A) All ingress traffic to all Pods in the namespace is allowed
B) All ingress traffic to all Pods in the namespace is denied
C) Only egress traffic is affected
D) The policy has no effect
Show Answer

B) All ingress traffic to all Pods in the namespace is denied. An empty podSelector selects all Pods in the namespace. A policy with policyTypes: ["Ingress"] and no ingress rules means "select all Pods and deny all incoming traffic." This is the default-deny pattern commonly used as a baseline security policy.

📝
Q20: A StorageClass has volumeBindingMode: WaitForFirstConsumer. When is the PersistentVolume created?

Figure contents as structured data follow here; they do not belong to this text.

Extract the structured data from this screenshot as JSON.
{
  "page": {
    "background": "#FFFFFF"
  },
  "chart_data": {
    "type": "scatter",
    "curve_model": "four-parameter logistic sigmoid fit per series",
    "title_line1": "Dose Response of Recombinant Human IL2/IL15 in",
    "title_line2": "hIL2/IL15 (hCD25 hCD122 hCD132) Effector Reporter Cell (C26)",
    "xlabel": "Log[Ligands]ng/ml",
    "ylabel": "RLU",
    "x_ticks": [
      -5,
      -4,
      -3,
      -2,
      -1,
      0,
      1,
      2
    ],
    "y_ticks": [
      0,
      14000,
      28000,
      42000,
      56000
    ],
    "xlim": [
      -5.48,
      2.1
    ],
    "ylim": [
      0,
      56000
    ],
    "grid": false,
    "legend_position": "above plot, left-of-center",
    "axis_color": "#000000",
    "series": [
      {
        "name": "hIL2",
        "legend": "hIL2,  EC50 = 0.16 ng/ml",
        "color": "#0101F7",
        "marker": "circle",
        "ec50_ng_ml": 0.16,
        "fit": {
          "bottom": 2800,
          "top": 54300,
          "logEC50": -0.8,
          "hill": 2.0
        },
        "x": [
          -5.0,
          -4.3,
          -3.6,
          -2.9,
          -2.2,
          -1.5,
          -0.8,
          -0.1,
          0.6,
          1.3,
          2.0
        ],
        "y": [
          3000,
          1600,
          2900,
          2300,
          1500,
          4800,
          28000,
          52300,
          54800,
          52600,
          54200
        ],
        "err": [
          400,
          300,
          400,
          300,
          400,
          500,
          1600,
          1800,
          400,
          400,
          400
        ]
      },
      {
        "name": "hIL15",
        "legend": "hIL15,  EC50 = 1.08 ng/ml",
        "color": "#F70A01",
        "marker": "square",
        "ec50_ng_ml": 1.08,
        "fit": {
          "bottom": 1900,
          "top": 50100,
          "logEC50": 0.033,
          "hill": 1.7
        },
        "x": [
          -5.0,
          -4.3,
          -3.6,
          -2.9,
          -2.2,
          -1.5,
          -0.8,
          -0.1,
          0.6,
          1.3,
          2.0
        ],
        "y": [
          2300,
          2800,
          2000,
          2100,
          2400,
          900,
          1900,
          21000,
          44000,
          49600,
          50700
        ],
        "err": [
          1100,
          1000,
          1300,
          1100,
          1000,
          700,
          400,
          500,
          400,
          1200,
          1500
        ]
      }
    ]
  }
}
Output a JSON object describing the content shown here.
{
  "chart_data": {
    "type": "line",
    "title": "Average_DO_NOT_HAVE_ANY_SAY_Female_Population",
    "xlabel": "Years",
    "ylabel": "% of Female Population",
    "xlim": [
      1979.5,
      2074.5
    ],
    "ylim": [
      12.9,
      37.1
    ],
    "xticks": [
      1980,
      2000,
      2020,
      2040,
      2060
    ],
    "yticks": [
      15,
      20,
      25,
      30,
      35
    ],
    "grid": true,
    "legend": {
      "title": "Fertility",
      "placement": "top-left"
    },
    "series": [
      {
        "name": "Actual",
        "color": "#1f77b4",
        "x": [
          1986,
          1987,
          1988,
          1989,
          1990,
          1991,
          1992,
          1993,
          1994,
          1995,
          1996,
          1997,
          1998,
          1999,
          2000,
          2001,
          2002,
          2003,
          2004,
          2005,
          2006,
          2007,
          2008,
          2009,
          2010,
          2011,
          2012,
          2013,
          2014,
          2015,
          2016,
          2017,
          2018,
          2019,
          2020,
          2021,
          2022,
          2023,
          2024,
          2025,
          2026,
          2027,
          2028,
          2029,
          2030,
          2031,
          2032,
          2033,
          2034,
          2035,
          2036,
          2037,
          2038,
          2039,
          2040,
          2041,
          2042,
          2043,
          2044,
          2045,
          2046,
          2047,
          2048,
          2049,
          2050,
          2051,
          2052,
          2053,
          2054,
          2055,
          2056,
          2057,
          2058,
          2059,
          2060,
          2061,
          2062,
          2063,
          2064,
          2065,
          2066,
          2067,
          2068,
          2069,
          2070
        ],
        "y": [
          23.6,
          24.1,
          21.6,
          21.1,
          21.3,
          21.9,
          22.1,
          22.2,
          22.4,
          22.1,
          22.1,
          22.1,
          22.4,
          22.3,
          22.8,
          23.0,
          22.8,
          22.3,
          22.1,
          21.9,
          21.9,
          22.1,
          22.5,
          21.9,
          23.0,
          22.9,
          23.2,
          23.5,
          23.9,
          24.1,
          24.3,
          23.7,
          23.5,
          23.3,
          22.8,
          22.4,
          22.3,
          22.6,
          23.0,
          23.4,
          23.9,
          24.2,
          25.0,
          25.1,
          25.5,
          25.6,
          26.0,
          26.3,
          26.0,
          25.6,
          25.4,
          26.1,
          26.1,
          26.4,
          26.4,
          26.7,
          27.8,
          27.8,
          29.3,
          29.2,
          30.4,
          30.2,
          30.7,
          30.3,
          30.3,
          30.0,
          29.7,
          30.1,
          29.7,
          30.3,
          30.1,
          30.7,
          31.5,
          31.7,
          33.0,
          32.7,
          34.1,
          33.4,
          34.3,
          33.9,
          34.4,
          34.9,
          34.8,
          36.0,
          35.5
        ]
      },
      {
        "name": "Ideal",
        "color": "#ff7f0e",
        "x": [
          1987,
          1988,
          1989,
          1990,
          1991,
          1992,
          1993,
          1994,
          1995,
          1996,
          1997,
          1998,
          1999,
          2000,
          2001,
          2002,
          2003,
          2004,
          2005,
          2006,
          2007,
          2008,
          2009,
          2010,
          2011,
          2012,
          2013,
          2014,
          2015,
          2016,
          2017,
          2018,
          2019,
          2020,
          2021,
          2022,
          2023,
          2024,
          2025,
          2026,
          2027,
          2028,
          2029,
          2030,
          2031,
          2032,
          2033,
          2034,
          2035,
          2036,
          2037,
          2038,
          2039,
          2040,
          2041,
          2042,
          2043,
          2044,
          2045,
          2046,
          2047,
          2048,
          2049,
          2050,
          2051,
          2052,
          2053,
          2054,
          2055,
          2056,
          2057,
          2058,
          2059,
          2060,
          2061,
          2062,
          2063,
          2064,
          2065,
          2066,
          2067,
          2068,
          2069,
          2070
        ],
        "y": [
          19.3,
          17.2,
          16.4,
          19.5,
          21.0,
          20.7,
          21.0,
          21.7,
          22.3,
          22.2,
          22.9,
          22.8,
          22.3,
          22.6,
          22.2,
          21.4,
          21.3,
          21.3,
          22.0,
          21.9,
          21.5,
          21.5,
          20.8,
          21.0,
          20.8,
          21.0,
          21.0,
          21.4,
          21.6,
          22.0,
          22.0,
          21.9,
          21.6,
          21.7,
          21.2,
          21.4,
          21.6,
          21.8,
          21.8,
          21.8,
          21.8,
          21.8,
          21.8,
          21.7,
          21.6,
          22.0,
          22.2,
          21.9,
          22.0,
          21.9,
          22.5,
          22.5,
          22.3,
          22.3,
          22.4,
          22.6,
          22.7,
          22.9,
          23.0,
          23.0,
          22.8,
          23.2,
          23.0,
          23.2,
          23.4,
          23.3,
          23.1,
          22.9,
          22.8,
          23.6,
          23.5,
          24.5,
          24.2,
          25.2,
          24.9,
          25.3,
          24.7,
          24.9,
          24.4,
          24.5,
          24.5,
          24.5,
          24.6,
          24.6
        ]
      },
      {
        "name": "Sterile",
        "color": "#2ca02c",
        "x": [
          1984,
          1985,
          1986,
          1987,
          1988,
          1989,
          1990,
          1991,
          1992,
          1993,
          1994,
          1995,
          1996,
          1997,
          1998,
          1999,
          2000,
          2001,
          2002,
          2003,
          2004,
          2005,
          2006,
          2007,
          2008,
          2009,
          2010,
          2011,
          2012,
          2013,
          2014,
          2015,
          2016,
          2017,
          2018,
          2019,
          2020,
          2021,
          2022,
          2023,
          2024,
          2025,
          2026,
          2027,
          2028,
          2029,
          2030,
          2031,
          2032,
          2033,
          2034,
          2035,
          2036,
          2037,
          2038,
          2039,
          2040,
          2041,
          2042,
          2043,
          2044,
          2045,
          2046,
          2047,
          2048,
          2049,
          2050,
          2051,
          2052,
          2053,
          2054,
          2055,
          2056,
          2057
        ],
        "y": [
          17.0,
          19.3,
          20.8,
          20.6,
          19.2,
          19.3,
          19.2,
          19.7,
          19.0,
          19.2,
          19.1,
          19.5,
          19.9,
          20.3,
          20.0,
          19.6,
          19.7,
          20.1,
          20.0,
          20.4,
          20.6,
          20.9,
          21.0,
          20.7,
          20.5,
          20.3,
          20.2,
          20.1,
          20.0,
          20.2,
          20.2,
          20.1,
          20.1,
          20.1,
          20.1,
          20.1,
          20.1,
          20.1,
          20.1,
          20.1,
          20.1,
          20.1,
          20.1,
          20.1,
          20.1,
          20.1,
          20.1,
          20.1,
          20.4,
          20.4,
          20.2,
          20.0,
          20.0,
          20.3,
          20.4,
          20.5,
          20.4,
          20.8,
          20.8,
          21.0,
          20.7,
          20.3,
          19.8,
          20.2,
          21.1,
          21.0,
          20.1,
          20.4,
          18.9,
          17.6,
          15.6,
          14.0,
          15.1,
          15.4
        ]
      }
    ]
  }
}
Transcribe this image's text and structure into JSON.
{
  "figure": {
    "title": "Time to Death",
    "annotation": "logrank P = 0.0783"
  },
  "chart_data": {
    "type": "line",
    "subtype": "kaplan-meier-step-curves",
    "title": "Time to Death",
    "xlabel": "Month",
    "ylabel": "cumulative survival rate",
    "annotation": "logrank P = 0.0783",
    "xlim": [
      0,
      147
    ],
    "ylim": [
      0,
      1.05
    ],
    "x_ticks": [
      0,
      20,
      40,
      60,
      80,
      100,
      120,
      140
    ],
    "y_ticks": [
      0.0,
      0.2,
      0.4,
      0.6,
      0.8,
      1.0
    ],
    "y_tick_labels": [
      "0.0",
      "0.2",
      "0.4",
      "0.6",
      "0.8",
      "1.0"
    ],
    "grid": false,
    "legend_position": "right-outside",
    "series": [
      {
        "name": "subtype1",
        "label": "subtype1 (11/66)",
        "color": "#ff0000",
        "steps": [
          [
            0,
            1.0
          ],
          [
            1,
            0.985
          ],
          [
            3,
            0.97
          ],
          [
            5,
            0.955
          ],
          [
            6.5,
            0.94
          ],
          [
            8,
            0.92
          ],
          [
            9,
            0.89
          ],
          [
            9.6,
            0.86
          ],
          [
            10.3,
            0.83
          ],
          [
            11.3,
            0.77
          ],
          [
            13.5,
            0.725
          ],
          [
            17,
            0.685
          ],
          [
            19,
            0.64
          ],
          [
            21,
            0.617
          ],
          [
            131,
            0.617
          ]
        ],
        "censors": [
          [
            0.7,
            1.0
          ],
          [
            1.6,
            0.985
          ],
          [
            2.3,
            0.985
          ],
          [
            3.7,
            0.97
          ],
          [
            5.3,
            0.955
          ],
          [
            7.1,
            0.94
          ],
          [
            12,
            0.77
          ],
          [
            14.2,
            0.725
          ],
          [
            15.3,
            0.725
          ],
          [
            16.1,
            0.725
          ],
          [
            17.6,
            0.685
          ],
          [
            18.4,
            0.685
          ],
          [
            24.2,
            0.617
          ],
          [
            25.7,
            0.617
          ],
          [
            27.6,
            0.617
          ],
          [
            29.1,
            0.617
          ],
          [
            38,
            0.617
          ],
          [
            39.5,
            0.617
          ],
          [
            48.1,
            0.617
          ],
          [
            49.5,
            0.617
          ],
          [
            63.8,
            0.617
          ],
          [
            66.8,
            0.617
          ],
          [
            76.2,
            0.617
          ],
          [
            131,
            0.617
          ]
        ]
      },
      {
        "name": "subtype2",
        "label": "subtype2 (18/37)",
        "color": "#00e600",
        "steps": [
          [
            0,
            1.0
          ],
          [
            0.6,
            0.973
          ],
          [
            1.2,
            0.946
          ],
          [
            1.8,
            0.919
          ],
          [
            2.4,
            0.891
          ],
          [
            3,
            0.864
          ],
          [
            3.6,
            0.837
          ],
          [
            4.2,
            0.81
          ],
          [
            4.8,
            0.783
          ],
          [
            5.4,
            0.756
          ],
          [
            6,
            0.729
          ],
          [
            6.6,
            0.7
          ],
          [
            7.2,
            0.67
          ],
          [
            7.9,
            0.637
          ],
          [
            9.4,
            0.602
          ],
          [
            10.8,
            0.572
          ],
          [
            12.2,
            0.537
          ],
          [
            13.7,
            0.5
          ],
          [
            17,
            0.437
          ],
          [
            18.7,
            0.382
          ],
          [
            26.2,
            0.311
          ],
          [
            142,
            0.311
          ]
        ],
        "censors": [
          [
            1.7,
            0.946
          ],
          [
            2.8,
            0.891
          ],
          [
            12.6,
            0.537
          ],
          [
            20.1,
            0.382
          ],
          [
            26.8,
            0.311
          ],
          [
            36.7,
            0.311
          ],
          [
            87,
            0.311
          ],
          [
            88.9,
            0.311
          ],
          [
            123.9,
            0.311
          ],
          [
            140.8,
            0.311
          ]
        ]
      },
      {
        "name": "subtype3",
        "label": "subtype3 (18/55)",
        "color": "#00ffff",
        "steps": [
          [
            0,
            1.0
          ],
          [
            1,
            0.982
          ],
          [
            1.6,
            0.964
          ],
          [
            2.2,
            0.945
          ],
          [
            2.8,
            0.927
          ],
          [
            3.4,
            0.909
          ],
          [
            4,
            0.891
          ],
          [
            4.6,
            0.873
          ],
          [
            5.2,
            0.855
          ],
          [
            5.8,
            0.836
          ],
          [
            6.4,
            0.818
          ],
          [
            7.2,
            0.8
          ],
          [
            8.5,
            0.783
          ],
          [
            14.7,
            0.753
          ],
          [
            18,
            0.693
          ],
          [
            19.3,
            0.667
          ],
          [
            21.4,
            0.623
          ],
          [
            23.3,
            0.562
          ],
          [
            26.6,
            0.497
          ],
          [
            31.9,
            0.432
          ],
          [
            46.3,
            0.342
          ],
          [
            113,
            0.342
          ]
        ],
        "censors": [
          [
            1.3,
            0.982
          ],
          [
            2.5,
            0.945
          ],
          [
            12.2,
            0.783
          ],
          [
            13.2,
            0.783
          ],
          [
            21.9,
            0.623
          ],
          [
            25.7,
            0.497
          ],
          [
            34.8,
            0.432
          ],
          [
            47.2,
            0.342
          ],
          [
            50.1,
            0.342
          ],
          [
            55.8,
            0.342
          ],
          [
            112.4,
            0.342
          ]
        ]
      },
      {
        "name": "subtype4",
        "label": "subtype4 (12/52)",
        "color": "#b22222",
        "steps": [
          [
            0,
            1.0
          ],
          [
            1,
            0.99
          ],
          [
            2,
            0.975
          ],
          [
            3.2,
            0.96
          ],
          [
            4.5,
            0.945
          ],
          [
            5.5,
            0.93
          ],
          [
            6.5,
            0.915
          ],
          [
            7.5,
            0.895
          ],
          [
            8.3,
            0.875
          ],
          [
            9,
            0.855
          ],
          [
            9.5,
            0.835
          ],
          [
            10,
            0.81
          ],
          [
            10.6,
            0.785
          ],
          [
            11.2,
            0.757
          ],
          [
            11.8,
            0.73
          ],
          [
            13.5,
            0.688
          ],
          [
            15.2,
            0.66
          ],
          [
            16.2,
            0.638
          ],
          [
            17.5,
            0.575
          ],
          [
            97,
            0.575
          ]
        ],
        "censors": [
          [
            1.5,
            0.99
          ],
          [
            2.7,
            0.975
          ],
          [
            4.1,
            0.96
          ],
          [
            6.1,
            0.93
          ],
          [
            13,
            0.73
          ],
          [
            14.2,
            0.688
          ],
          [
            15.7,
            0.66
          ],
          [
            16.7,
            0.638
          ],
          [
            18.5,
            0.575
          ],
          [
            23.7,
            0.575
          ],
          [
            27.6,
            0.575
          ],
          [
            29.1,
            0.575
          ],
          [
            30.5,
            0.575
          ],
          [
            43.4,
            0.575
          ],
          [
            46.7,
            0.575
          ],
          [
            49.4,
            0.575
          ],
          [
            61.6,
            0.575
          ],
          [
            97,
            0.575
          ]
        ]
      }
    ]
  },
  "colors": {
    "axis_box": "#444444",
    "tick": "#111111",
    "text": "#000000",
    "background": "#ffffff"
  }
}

A) When the PVC is created
B) When a Pod that uses the PVC is scheduled
C) When the StorageClass is created
D) When the administrator manually provisions it
Show Answer

B) When a Pod that uses the PVC is scheduled. WaitForFirstConsumer delays volume provisioning until a Pod that references the PVC is scheduled. This ensures the volume is created in the same availability zone as the Pod. With Immediate (default), the volume is created as soon as the PVC is created, which may cause scheduling issues if the volume is in a different zone.

Score Guide

  • 18-20 correct: Excellent! You are well-prepared for the CKA exam.
  • 14-17 correct: Good foundation. Review missed topics and retake in a few days.
  • 10-13 correct: Review core concepts, GPU scheduling, and workload management lessons.
  • Below 10: Spend more time on hands-on practice. Re-read all lessons and try again.